2.5 Applies to Both Sexes Good 9: Although many specific sub-models in this category are quite explicit in suggesting sex-based roles for the kind of carrying being proposed. It is suggested that overall ‘carrying’ as a general concept works well for both sexes.
3.1 Hominid Anomalies Fair 5: As far as can be seen in the literature, none of the carrying models offer this model as any kind of explanation for the rather peculiar differences between Australopithecus and Homo in lower limb anatomy.    
3.2 Fits Paleoecological Record Fair 7: Because of the inclusion of gallery forests into the model, this evaluation was better than the carrying average.
3.3 Precursor to Strider and knuckle Walker Fair 5: The long distance aspect of this model gave it a slight edge compared to the carrying average.    
4.1 Extended Explanatory Power Poor 4: Hewes model does not attempt to explain any other aspects of the process of homininization than our bipedality.    
4.2 Complimentary Fair 6: Although Hewes argues against weapon holding and hunting his model appears to be compatible with them.
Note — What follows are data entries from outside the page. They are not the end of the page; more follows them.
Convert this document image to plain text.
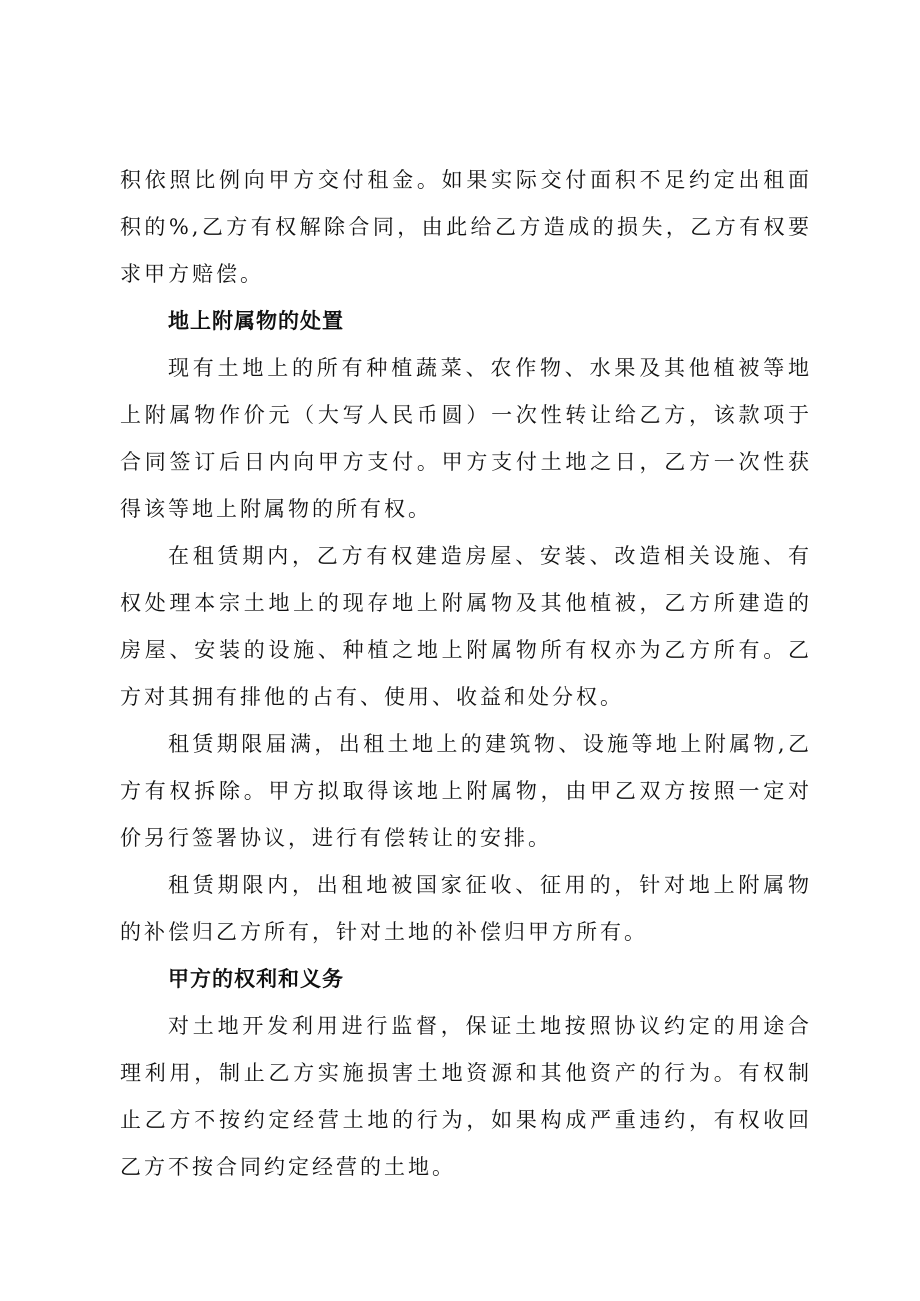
积依照比例向甲方交付租金。如果实际交付面积不足约定出租面积的%,乙方有权解除合同，由此给乙方造成的损失，乙方有权要求甲方赔偿。

地上附属物的处置

现有土地上的所有种植蔬菜、农作物、水果及其他植被等地上附属物作价元（大写人民币圆）一次性转让给乙方，该款项于合同签订后日内向甲方支付。甲方支付土地之日，乙方一次性获得该等地上附属物的所有权。

在租赁期内，乙方有权建造房屋、安装、改造相关设施、有权处理本宗土地上的现存地上附属物及其他植被，乙方所建造的房屋、安装的设施、种植之地上附属物所有权亦为乙方所有。乙方对其拥有排他的占有、使用、收益和处分权。

租赁期限届满，出租土地上的建筑物、设施等地上附属物,乙方有权拆除。甲方拟取得该地上附属物，由甲乙双方按照一定对价另行签署协议，进行有偿转让的安排。

租赁期限内，出租地被国家征收、征用的，针对地上附属物的补偿归乙方所有，针对土地的补偿归甲方所有。

甲方的权利和义务

对土地开发利用进行监督，保证土地按照协议约定的用途合理利用，制止乙方实施损害土地资源和其他资产的行为。有权制止乙方不按约定经营土地的行为，如果构成严重违约，有权收回乙方不按合同约定经营的土地。
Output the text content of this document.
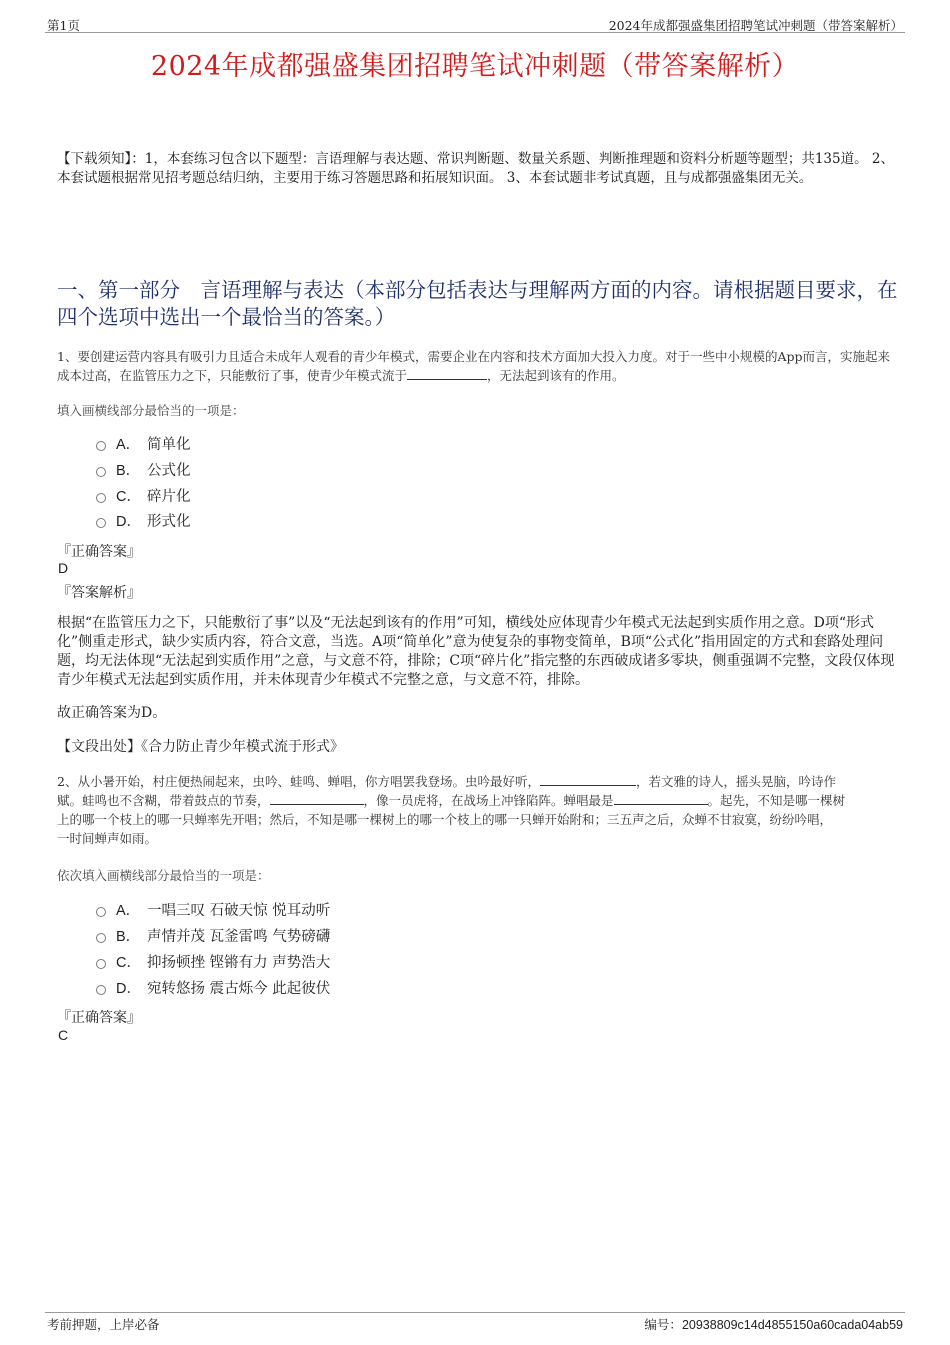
第1页	2024年成都强盛集团招聘笔试冲刺题（带答案解析）
2024年成都强盛集团招聘笔试冲刺题（带答案解析）
【下载须知】：1，本套练习包含以下题型：言语理解与表达题、常识判断题、数量关系题、判断推理题和资料分析题等题型；共135道。 2、本套试题根据常见招考题总结归纳，主要用于练习答题思路和拓展知识面。 3、本套试题非考试真题，且与成都强盛集团无关。
一、第一部分　言语理解与表达（本部分包括表达与理解两方面的内容。请根据题目要求，在四个选项中选出一个最恰当的答案。）
1、要创建运营内容具有吸引力且适合未成年人观看的青少年模式，需要企业在内容和技术方面加大投入力度。对于一些中小规模的App而言，实施起来成本过高，在监管压力之下，只能敷衍了事，使青少年模式流于	，无法起到该有的作用。
填入画横线部分最恰当的一项是：
A． 简单化
B． 公式化
C． 碎片化
D． 形式化
『正确答案』
D
『答案解析』
根据“在监管压力之下，只能敷衍了事”以及“无法起到该有的作用”可知，横线处应体现青少年模式无法起到实质作用之意。D项“形式化”侧重走形式，缺少实质内容，符合文意，当选。A项“简单化”意为使复杂的事物变简单，B项“公式化”指用固定的方式和套路处理问题，均无法体现“无法起到实质作用”之意，与文意不符，排除；C项“碎片化”指完整的东西破成诸多零块，侧重强调不完整，文段仅体现青少年模式无法起到实质作用，并未体现青少年模式不完整之意，与文意不符，排除。
故正确答案为D。
【文段出处】《合力防止青少年模式流于形式》
2、从小暑开始，村庄便热闹起来，虫吟、蛙鸣、蝉唱，你方唱罢我登场。虫吟最好听，	，若文雅的诗人，摇头晃脑，吟诗作
赋。蛙鸣也不含糊，带着鼓点的节奏，	，像一员虎将，在战场上冲锋陷阵。蝉唱最是	。起先，不知是哪一棵树
上的哪一个枝上的哪一只蝉率先开唱；然后，不知是哪一棵树上的哪一个枝上的哪一只蝉开始附和；三五声之后，众蝉不甘寂寞，纷纷吟唱，
一时间蝉声如雨。
依次填入画横线部分最恰当的一项是：
A． 一唱三叹 石破天惊 悦耳动听
B． 声情并茂 瓦釜雷鸣 气势磅礴
C． 抑扬顿挫 铿锵有力 声势浩大
D． 宛转悠扬 震古烁今 此起彼伏
『正确答案』
C
考前押题，上岸必备	编号：20938809c14d4855150a60cada04ab59
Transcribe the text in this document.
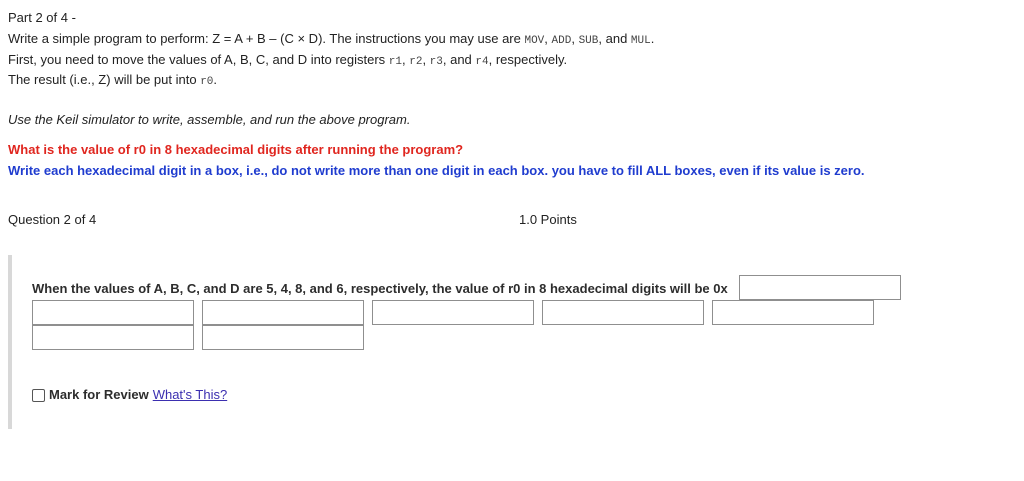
Part 2 of 4 -
Write a simple program to perform: Z = A + B – (C × D). The instructions you may use are MOV, ADD, SUB, and MUL.
First, you need to move the values of A, B, C, and D into registers r1, r2, r3, and r4, respectively.
The result (i.e., Z) will be put into r0.
Use the Keil simulator to write, assemble, and run the above program.
What is the value of r0 in 8 hexadecimal digits after running the program?
Write each hexadecimal digit in a box, i.e., do not write more than one digit in each box. you have to fill ALL boxes, even if its value is zero.
Question 2 of 4	1.0 Points
When the values of A, B, C, and D are 5, 4, 8, and 6, respectively, the value of r0 in 8 hexadecimal digits will be 0x
Mark for Review What's This?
The general notion of following migrating herds out on the open savannah has been contradicted by several other models recently.    
4.3 Falsifiable or Testable Fair 5 : Hewes (1961) paper did make “an effort to set forth a reasonable and sufficient explanation [as to why bipedalism may have originated] which has the further merit of being experimentally testable, within limits, using infrahuman Primate subjects.” Hewes (1961:688) and at the end of the paper early experimental procedures were outlined which the Anthropology Department of Colorado had undertaken with stump-tail monkeys (macaques?). Their plan was to attempt to elicit behavioural scenarios which would elicit incidents of bipedalism in their primate subjects, especially those including food carriage.    
References Hewes GW. (1961) Food Transport and the Origin of Hominid Bipedalism. Am. Anthropol. ;  63: 687-710.
Hewes, GW. (1964). Hominid Bipedalism: Independent Evidence for the Food-Carrying Theory. Science Vol:146 Pages:416-418.